Communication with Spark controllers


Keywords
brewing, brewpi, brewblox, embedded, controller, spark, service
License
GPL-3.0
Install
pip install brewblox-devcon-spark==0.5.3.dev273

Documentation

Build Status

Spark Service

The Spark service handles connectivity for the BrewPi Spark controller.

This includes USB/TCP communication with the controller, but also encoding, decoding, and broadcasting data.

Command Transformation

Features

SparkConduit (communication.py)

Direct communication with the Spark is handled here, for both USB and TCP connections. Data is not decoded or interpreted, but passed on to the SparkCommander.

Controlbox Protocol (commands.py)

The Spark communicates using the Controlbox protocol. A set of commands is defined to manage blocks on the controller.

In the commands module, this protocol of bits and bytes is encapsulated by Command classes. They are capable of converting a Python dict to a hexadecimal byte string, and vice versa.
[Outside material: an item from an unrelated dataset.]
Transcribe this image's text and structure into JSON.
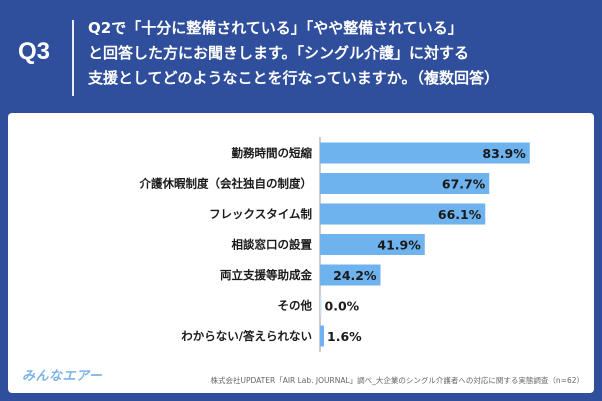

SparkCommander (commander.py)

Serial communication is asynchronous: requests and responses are not linked at the transport layer.

SparkCommander is responsible for building and sending a command, and then matching it with a subsequently received response.

SimulationCommander (commander_sim.py)

For when using an actual Spark is inconvenient, there is a simulation version. It serves as a drop-in replacement for the real commander: it handles commands, and returns sensible values. Commands are encoded/decoded, to closely match the real situation.

Datastore (datastore.py)

The service must keep track of object metadata not directly persisted by the controller. This includes user-defined object names and descriptions.

Services are capable of interacting with a BrewPi Spark that has pre-existing blocks, but will be unable to display objects with a human-meaningful name.

Object metadata is persisted to files. This does not include object settings - these are the responsibility of the Spark itself.

Codec (codec.py)

While the controller <-> service communication uses the Controlbox protocol, individual objects are encoded separately, using Google's Protocol Buffers.

The codec is responsible for converting JSON-serializable dicts to byte arrays, and vice versa. A specific transcoder is defined for each object.

For this reason, the object payload in Controlbox consists of two parts: a numerical object_type ID, and the object_data bytes.

SparkController (device.py)

SparkController combines the functionality of commands, commander, datastore, and codec to allow interaction with the Spark using Pythonic functions.

Any command is modified both incoming and outgoing: ID's are converted using the datastore, data is sent to codec, and everything is wrapped in the correct command before it is sent to SparkCommander.

Broadcaster (broadcaster.py)

The Spark service is not responsible for retaining any object data. Any requests are encoded and forwarded to the Spark.

To reduce the impact of this bottleneck, and to persist historic data, Broadcaster reads all objects every few seconds, and broadcasts their values to the eventbus.

Here, the data will likely be picked up by the History Service.

Seeder (seeder.py)

Some actions are required when connecting to a (new) Spark controller. The Seeder feature waits for a connection to be made, and then performs these one-time tasks.

Examples are:

  • Setting Spark system clock
  • Reading controller-specific data from the remote datastore

REST API

ObjectApi (object_api.py)

Offers full CRUD (Create, Read, Update, Delete) functionality for Spark objects.

SystemApi (system_api.py)

System objects are distinct from normal objects in that they can't be created or deleted by the user.

RemoteApi (remote_api.py)

Occasionally, it is desirable for multiple Sparks to work in concert. One might be connected to a temperature sensor, while the other controls a heater.

Remote blocks allow synchronization between master and slave blocks.

In the sensor/heater example, the Spark with the heater would be configured to have a dummy sensor object linked to the heater.

Instead of directly reading a sensor, this dummy object is updated by the service whenever it receives an update from the master object (the real sensor).

AliasApi (alias_api.py)

All objects can have user-defined names. The AliasAPI allows users to set or change those names.